The management of Nigerian Breweries Plc, yesterday said that it is raising N599.1 billion through a rights issue on the Nigerian Exchange Limited (NGX) to address its financial obligations.
The company is offering 22.6 billion ordinary shares at 50 kobo each, priced at N26.50 per share, allowing shareholders to buy 11 new shares for every five held.
Speaking to capital market community at company's "Facts Behind the Rights Issue" presentation in Lagos, the Company Secretary, Nigerian Breweries, Mr. Uaboi Agbebaku, stated that the proceeds will be used to clear the company's payables, including N328 billion in foreign exchange (FX) debts and N263 billion in repayments of local obligations.
Agbebaku stressed that the move is aimed at eliminating FX losses from the company's balance sheet and reducing its interest burden on local debts, amid Nigeria's 26 per cent Monetary Policy Rate (MPR).
"Our FX losses are substantial, and clearing these obligations will stabilize our profit and loss accounts. We are also working to reduce local bank debts. The impact of that also is that it will eventually reduce the interest burden that we are carrying, which has been a significant financial strain," Agbebaku stated.
Nigerian Breweries had faced a challenging financial period, posting a loss after tax of N85.3 billion for the first half of 2024, mainly due to rising inflation, FX costs, operating expenses, and broader economic headwinds.
Concerned about the company's health, Shareholders present urged the company to mitigate future FX risks by exploring forward-looking strategies, including backward integration and increased investment in Research and Development to reduce dependence on imported raw materials.
The Company's Managing Director, Hans Essaadi, noted that while the company was ramping up efforts in areas possible to return to profitability, Nigeria's volatility and the broader economic challenges were impacting its performance.
He, however, expressed optimism stressing that "We have completely future-proofed our business. Some measures taken by the new administration in the country are very painful, but the belief is that we would begin to see positive outcomes in the mid-long term. The moment we see inflation, interest rates and other economic indicators become better, I can assure you that the results will be better."
Essaadi revealed that Heineken, the parent company, holding over 67 per cent of its equity had suspended the interest they charged on their foreign loan to enable the company to meet up with the financial obligations.
"Despite economic pressures, he reiterated the company's commitment. "We have been in this market for nearly 80 years and weathered many storms.

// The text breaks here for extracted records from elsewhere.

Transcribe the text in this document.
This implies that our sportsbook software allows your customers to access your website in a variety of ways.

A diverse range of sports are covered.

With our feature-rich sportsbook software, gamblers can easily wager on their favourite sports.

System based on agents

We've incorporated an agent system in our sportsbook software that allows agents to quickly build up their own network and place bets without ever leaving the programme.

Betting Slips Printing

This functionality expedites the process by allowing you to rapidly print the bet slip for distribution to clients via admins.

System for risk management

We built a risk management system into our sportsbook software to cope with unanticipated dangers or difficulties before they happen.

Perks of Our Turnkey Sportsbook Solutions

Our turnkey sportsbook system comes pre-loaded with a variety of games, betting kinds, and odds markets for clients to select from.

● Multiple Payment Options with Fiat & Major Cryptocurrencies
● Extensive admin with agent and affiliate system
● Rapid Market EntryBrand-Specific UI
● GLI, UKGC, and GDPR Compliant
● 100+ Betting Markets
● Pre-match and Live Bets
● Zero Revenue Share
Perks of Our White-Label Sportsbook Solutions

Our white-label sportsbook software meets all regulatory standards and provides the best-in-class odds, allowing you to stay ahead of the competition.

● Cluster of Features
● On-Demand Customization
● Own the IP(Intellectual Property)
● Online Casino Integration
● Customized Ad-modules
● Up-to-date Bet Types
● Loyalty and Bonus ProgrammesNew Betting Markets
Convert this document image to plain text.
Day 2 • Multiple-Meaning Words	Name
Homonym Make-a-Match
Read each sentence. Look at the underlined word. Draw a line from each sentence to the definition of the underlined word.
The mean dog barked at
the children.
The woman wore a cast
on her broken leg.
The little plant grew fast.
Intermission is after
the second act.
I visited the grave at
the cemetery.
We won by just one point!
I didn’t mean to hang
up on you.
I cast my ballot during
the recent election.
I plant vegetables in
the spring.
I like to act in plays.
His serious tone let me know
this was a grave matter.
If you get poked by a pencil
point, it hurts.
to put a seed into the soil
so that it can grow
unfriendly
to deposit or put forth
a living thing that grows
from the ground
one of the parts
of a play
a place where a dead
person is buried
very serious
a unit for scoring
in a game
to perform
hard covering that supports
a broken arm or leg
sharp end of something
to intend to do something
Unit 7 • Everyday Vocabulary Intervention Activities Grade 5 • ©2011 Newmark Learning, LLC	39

This rights issue is essential to stabilizing our balance sheet and ensuring long-term growth," he said.
He noted that the company had expanded its portfolio with the acquisition of Distell Nigeria, marking its entry into the wine, spirits, and ready-to-drink segments. This is believed would further improve profitability and ensure a strong future presence in the Nigerian market.
Earlier, Chief Executive Officer, Nigeria Exchange Ltd.(NGX), Jude Chiemeka expressed satisfaction that Nigerian Breweries chose the platform to present its financial performance, operational updates, and strategic plans for its Rights Issue.
Chiemeka noted that sharing timely and accurate data is essential for driving market activity, as it strengthens trust and fosters greater participation.
He added that in the face of ongoing economic challenges, NGX acknowledges the commendable efforts of Nigerian Breweries's Board and Management in enhancing operations, promoting business continuity, and restoring investor confidence.
"Your dedication to these goals reflects the resilience and adaptability that are essential in today's market environment.
"I, therefore, use this opportunity to invite Nigerian Breweries Plc and all stakeholders to leverage the benefits of listing on the Exchange, including improved access to capital, increased global profile and access to liquidity," he said.